One could go on and on forever talking about anything, but I'll just touch on it here.

Thursday, December 8, 2011

6-Year-Old Minds

Ten o'clock and five first graders come in red and cold from recess, noses running. One or two of the girls usually arrive first and announce that they are first and then proceed to tell each boy that he is not first, (because the boys might say they are first even when they clearly are not). Then we have our little chat about how it doesn't matter who is first, and then I start going over the new letter and sound and new words for the week. We read the words on the cards and then each student in turn uses the words in sentences. The girls ALWAYS have someone going to the store, and finally I have said, can't we stop going to the store with our sentences? (For example if the word is 'said' a girl might say: "He said I am going to the store.") The boys, nearly always, have sharks, dinosaurs, or monsters in their sentences. I don't usually have to prompt them much. After we review, we practice sounding out words smoothly, looking at ways to blend and chuck words together. Then we get to read a story.

Yesterday, scene:

I notice that the book has a picture of a caterpillar on the cover and the word metamorphosis. This excites me, and I get ready to listen to them tell me what I assume they know about caterpillars and then show them this really cool new word. I ask the group, what happens to caterpillars? One of the boys, who usually gets the giggles but is not laughing at the moment, raises his hand and tells me—very matter-of-factly—"They get squashed." I start laughing before I even think about it. They do? I ask. I hope they don't get squashed! 

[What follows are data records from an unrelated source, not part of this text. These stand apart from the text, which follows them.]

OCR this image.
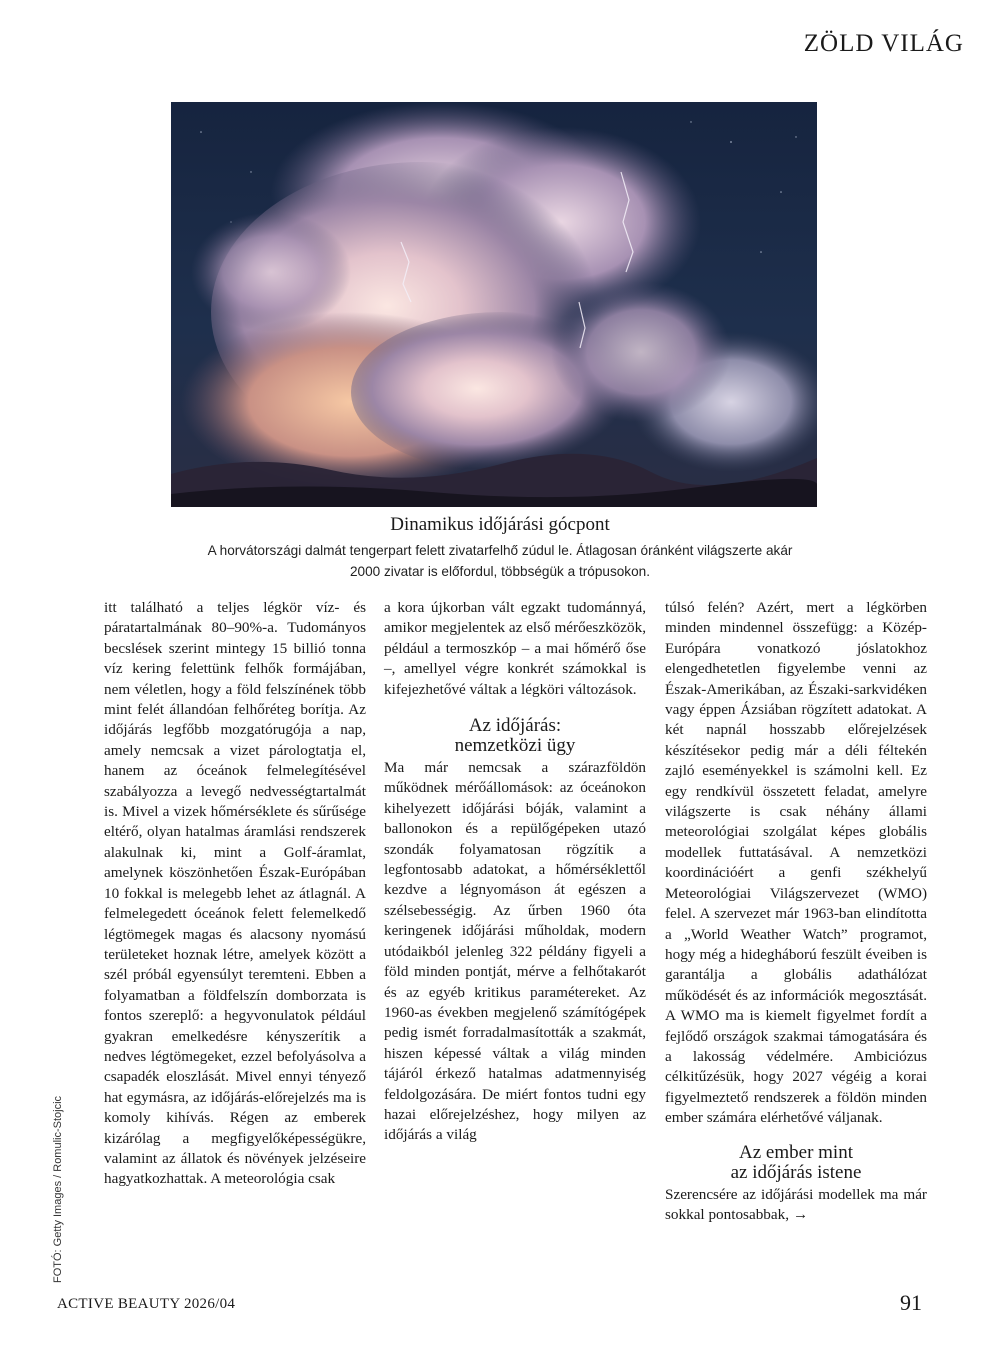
ZÖLD VILÁG
Dinamikus időjárási gócpont
A horvátországi dalmát tengerpart felett zivatarfelhő zúdul le. Átlagosan óránként világszerte akár 2000 zivatar is előfordul, többségük a trópusokon.

itt található a teljes légkör víz- és páratartalmának 80–90%-a. Tudományos becslések szerint mintegy 15 billió tonna víz kering felettünk felhők formájában, nem véletlen, hogy a föld felszínének több mint felét állandóan felhőréteg borítja. Az időjárás legfőbb mozgatórugója a nap, amely nemcsak a vizet párologtatja el, hanem az óceánok felmelegítésével szabályozza a levegő nedvességtartalmát is. Mivel a vizek hőmérséklete és sűrűsége eltérő, olyan hatalmas áramlási rendszerek alakulnak ki, mint a Golf-áramlat, amelynek köszönhetően Észak-Európában 10 fokkal is melegebb lehet az átlagnál. A felmelegedett óceánok felett felemelkedő légtömegek magas és alacsony nyomású területeket hoznak létre, amelyek között a szél próbál egyensúlyt teremteni. Ebben a folyamatban a földfelszín domborzata is fontos szereplő: a hegyvonulatok például gyakran emelkedésre kényszerítik a nedves légtömegeket, ezzel befolyásolva a csapadék eloszlását. Mivel ennyi tényező hat egymásra, az időjárás-előrejelzés ma is komoly kihívás. Régen az emberek kizárólag a megfigyelőképességükre, valamint az állatok és növények jelzéseire hagyatkozhattak. A meteorológia csak

a kora újkorban vált egzakt tudománnyá, amikor megjelentek az első mérőeszközök, például a termoszkóp – a mai hőmérő őse –, amellyel végre konkrét számokkal is kifejezhetővé váltak a légköri változások.

Az időjárás:
nemzetközi ügy

Ma már nemcsak a szárazföldön működnek mérőállomások: az óceánokon kihelyezett időjárási bóják, valamint a ballonokon és a repülőgépeken utazó szondák folyamatosan rögzítik a legfontosabb adatokat, a hőmérséklettől kezdve a légnyomáson át egészen a szélsebességig. Az űrben 1960 óta keringenek időjárási műholdak, modern utódaikból jelenleg 322 példány figyeli a föld minden pontját, mérve a felhőtakarót és az egyéb kritikus paramétereket. Az 1960-as években megjelenő számítógépek pedig ismét forradalmasították a szakmát, hiszen képessé váltak a világ minden tájáról érkező hatalmas adatmennyiség feldolgozására. De miért fontos tudni egy hazai előrejelzéshez, hogy milyen az időjárás a világ

túlsó felén? Azért, mert a légkörben minden mindennel összefügg: a Közép-Európára vonatkozó jóslatokhoz elengedhetetlen figyelembe venni az Észak-Amerikában, az Északi-sarkvidéken vagy éppen Ázsiában rögzített adatokat. A két napnál hosszabb előrejelzések készítésekor pedig már a déli féltekén zajló eseményekkel is számolni kell. Ez egy rendkívül összetett feladat, amelyre világszerte is csak néhány állami meteorológiai szolgálat képes globális modellek futtatásával. A nemzetközi koordinációért a genfi székhelyű Meteorológiai Világszervezet (WMO) felel. A szervezet már 1963-ban elindította a „World Weather Watch” programot, hogy még a hidegháború feszült éveiben is garantálja a globális adathálózat működését és az információk megosztását. A WMO ma is kiemelt figyelmet fordít a fejlődő országok szakmai támogatására és a lakosság védelmére. Ambiciózus célkitűzésük, hogy 2027 végéig a korai figyelmeztető rendszerek a földön minden ember számára elérhetővé váljanak.

Az ember mint
az időjárás istene

Szerencsére az időjárási modellek ma már sokkal pontosabbak, →

FOTÓ: Getty Images / Romulic-Stojcic
ACTIVE BEAUTY 2026/04	91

Then the boy and his giggle buddy start laughing and banging their fists on the table and saying, "Squash!" I try to regain composure and turn to the little girl next to me who, trying to collect her words and forgetting the word cocoon, finally spits out: "It changes into a butterfly." Okay, I say, that sounds better than getting squashed.

We then proceed to try and read chapter one about a caterpillar named Tim, and as we are reading I can't help thinking that I hope Tim doesn't get squashed in the story. Well, as we are reading along (I read the words in fine print and the kids read the big, bold words), one girl comments: "He's fat!" 
"I am NOT!" shouts one of the boys. Then I calmly explain to him that she was talking about the caterpillar, who is indeed fat and getting fatter by the minute.